Ask Her: AnnaSophia Robb

HER

ANNASOPHIA ROBB The actress starred in the classic remakes of Charlie and the Chocolate Factory and Race to Witch Mountain, the film version of the beloved children’s book Bridge to Terabithia, then later in the critical darling The Way Way Back with Sam Rockwell. Recently, Robb starred in two of Hulu’s most critically acclaimed series: 2019’s The Act and 2020’s Emmy-nominated Little Fires Everywhere. She also led the cast of horror series The Expecting and can currently be seen in both the crime-drama biopic Lansky, alongside Harvey Keitel and Sam Worthington, and the Peacock limited-series Dr. Death, alongside Joshua Jackson, Alec Baldwin, and Christian Slater.

Q:
Do you think the natural but inevitable evolution of a long term relationship is that it changes into a more partner/best friends zone eventually?
A:

I do think in healthy long term relationships that frenetic and obsessive buzz eventually turns into something that’s more under-the-surface. I guess I’d describe it as a subdued bliss, or a groundedness and steady that comes because you trust that the other person loves you as much as you love them. Partner, yes. Best friend zone? No. It should go beyond a zone. If there’s a wall there, then I think that’s an issue.

The ideal long term relationship, in my mind, would be that we do feel like partners, building each other up and having each other’s backs through all seasons of life. If my partner (who I’ve been with for over five years) still felt like a new boyfriend, I think I’d feel like we hadn’t matured or really understood the deeper parts of one another.

I find it beautiful when couples are best friends, but of course you gotta keep up the spice! And that’s surely possible. It might just take more work than at first, but isn’t that a fun adventure? Working and building something together that is uniquely your own?

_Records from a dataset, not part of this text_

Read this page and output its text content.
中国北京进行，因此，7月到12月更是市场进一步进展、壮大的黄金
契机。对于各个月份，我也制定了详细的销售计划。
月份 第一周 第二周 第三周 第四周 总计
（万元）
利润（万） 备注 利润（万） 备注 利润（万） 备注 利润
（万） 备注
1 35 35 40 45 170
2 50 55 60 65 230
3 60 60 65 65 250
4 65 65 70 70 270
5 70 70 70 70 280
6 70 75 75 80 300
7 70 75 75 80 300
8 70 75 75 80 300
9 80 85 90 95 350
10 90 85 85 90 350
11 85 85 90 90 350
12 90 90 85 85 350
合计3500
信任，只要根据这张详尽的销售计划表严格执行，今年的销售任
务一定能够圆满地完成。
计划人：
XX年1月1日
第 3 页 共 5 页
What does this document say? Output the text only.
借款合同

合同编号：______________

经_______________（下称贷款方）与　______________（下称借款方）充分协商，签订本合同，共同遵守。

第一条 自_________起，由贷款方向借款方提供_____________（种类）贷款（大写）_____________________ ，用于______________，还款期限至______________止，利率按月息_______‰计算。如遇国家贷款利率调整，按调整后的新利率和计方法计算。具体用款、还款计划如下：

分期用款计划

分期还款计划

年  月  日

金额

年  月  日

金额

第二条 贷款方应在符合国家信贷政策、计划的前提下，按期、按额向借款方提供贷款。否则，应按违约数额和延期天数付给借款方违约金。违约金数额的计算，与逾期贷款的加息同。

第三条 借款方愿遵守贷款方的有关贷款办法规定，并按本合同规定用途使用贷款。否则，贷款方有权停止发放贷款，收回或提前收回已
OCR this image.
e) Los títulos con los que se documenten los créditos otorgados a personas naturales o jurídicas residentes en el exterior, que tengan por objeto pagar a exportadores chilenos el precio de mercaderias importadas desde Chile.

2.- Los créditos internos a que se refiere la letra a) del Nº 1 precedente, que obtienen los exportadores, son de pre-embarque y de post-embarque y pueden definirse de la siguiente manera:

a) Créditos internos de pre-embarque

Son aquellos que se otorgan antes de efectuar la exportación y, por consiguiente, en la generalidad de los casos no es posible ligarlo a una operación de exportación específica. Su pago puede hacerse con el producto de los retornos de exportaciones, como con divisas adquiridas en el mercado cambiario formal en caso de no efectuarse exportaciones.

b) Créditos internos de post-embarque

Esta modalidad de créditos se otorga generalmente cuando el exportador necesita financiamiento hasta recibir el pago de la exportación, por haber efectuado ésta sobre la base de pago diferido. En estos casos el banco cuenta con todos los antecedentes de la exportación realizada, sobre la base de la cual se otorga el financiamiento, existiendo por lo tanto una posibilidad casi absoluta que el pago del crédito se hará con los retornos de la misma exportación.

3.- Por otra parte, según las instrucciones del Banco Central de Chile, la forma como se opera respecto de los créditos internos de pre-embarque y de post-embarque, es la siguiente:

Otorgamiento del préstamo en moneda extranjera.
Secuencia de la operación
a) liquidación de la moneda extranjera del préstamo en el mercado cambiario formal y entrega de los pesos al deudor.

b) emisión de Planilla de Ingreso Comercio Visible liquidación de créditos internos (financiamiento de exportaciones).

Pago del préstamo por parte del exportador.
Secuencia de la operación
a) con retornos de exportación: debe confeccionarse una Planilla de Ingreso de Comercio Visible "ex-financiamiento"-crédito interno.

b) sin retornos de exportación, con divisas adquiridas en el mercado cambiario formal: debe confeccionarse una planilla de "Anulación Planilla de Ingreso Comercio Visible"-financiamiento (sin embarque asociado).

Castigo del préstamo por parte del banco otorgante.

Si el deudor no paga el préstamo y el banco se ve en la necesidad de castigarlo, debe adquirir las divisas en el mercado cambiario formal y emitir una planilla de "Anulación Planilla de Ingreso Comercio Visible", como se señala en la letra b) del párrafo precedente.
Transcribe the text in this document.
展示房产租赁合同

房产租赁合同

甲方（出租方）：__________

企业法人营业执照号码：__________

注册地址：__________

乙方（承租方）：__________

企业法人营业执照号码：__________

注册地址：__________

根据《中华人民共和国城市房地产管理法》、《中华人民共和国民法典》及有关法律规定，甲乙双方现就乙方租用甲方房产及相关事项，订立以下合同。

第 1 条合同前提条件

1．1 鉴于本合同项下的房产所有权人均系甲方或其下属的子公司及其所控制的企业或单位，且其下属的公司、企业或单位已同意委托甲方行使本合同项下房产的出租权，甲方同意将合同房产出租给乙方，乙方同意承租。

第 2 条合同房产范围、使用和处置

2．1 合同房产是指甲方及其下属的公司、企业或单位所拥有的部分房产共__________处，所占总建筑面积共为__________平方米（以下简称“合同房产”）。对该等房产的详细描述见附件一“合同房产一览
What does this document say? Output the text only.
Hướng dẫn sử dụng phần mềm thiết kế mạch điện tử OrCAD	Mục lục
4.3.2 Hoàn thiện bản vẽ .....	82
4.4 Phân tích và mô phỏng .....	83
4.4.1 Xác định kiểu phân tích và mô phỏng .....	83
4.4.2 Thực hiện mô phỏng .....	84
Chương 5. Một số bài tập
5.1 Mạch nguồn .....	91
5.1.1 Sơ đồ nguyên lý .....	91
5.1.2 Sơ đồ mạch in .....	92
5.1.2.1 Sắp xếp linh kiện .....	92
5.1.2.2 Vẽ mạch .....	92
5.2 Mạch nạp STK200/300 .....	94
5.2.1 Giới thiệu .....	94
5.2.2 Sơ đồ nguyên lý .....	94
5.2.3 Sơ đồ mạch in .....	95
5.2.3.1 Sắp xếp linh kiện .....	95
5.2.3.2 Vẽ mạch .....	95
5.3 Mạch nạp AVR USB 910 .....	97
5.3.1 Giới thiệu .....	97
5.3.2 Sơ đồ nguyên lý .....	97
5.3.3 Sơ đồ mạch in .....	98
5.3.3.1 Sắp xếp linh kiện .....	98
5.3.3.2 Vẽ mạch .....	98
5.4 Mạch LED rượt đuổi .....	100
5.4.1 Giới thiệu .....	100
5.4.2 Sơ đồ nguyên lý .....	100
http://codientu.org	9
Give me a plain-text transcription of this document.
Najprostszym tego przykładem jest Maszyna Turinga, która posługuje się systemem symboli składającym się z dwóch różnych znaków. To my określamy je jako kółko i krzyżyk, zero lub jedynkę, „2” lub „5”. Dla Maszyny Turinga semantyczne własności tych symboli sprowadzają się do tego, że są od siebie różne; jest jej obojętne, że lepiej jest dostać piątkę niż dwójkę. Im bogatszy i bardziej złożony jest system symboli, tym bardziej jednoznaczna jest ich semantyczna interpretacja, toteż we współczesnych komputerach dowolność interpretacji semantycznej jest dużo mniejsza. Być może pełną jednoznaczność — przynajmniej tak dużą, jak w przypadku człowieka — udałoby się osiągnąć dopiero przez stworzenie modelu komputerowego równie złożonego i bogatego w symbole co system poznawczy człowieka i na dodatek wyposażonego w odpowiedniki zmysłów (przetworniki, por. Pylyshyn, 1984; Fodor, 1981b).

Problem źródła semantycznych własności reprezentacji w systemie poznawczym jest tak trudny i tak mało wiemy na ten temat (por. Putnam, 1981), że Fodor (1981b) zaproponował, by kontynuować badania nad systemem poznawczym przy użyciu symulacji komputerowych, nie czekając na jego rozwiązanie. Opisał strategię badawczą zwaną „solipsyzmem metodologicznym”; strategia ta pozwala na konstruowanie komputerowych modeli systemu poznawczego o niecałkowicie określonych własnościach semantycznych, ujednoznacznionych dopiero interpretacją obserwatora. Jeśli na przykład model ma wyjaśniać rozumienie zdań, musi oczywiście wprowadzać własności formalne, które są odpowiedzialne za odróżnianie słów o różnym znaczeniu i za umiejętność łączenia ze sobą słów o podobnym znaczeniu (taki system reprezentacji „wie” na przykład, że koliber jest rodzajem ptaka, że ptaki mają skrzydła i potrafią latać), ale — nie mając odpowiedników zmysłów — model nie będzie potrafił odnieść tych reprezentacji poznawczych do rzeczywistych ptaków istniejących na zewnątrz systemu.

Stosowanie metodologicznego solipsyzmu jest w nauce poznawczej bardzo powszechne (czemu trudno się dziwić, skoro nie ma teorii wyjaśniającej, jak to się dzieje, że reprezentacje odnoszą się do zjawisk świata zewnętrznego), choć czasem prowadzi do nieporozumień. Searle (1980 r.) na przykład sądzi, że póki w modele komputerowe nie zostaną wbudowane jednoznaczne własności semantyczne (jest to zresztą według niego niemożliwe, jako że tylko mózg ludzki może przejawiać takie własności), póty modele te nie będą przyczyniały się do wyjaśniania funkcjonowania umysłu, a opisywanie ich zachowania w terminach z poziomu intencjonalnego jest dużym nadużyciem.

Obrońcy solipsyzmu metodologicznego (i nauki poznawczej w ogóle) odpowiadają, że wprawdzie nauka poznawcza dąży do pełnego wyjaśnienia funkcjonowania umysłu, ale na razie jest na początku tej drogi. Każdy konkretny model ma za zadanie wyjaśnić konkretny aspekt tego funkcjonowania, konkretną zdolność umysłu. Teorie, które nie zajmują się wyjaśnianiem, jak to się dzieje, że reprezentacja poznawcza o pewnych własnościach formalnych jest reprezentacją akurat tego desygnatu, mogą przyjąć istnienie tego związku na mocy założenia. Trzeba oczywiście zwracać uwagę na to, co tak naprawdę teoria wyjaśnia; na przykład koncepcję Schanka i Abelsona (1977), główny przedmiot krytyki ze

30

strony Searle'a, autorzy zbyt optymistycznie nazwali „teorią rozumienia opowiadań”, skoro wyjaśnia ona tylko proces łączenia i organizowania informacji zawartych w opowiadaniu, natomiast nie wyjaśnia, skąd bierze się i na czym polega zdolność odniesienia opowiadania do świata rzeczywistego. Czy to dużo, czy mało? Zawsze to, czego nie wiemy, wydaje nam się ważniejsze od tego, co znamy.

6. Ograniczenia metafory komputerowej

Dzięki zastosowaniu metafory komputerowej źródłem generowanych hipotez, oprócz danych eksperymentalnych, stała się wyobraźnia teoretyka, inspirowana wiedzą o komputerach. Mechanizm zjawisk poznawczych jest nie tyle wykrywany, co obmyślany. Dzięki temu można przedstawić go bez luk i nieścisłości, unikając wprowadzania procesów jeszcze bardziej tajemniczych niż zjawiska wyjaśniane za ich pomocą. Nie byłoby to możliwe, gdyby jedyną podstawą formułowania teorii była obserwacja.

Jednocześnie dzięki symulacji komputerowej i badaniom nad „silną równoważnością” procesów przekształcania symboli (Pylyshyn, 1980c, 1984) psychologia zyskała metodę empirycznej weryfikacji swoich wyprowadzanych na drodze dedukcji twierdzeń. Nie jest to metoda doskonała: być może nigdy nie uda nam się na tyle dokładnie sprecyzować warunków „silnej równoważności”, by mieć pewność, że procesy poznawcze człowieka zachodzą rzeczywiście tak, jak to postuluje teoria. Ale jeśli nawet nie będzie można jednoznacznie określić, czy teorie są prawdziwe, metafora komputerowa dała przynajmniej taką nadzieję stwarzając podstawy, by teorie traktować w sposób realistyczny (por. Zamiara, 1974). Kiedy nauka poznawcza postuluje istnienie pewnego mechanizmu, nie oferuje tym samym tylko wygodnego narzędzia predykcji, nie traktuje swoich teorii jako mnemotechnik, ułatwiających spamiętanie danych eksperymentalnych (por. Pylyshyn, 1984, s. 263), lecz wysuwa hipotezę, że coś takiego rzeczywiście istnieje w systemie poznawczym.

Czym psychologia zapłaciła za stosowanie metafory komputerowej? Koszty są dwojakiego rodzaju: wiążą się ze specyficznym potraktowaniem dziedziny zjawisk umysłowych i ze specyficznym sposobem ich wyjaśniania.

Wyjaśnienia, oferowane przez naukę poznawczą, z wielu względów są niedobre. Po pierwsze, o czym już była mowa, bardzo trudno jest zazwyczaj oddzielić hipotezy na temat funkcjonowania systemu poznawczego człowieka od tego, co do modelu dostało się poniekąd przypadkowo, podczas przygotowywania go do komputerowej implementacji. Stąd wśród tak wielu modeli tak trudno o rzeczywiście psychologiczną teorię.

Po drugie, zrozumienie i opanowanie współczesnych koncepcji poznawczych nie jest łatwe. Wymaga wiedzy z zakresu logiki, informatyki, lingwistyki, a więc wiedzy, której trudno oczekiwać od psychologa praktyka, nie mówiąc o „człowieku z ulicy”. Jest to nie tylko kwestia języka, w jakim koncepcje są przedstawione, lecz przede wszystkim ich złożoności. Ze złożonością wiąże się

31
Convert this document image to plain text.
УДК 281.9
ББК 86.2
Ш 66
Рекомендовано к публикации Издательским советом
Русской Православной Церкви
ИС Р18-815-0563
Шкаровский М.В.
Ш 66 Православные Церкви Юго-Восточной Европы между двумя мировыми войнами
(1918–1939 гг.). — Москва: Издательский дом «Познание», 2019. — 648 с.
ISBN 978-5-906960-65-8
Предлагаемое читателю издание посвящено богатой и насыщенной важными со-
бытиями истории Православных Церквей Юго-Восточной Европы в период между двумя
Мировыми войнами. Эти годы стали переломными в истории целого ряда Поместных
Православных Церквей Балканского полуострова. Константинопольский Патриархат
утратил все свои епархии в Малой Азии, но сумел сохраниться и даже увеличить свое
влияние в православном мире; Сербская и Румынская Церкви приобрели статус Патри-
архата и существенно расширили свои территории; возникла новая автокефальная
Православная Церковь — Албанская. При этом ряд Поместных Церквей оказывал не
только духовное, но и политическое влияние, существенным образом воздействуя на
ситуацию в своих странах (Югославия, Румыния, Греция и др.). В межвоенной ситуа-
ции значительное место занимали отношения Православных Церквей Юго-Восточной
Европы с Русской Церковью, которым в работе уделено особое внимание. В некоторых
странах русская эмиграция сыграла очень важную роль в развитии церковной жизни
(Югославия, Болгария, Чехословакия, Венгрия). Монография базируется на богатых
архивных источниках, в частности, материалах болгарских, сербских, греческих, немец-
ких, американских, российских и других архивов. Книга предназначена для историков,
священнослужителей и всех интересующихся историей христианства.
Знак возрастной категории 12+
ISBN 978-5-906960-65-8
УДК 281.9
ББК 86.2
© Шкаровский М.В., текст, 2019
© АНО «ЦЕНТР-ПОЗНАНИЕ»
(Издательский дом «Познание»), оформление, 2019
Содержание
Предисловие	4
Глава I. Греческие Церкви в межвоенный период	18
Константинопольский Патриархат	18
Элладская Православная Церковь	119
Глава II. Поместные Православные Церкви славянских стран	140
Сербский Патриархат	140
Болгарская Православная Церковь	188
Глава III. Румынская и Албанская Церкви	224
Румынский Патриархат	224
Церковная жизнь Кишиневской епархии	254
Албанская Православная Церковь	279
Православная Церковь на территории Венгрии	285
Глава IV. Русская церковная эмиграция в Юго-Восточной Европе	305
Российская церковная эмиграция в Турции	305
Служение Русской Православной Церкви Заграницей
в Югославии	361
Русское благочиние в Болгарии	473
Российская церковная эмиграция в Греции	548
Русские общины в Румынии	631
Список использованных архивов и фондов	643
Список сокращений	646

My grandparents were together for 64 years, 11 months, and 8 days (my grandpa kept track). They had the healthiest relationship I’ve ever had the privilege of witnessing. By the end, they DEFINITELY acted as partners, but I watched them continue to flirt, in cute little ways, even into their 80s.

For me, I want my partner to be my best friend—especially this past year when we were together 24/7, but also have… physical benefits (lol) that a regular best friend doesn’t. I mean, you’re sharing a life and bed together!

Also, I don’t think it’s fair to expect one person to be all things. Would you want your partner to put all that pressure on you? Sometimes you need other best friends, or friends who are interested in the same hobbies as you, or other friends to make you appreciate why your partner is your partner.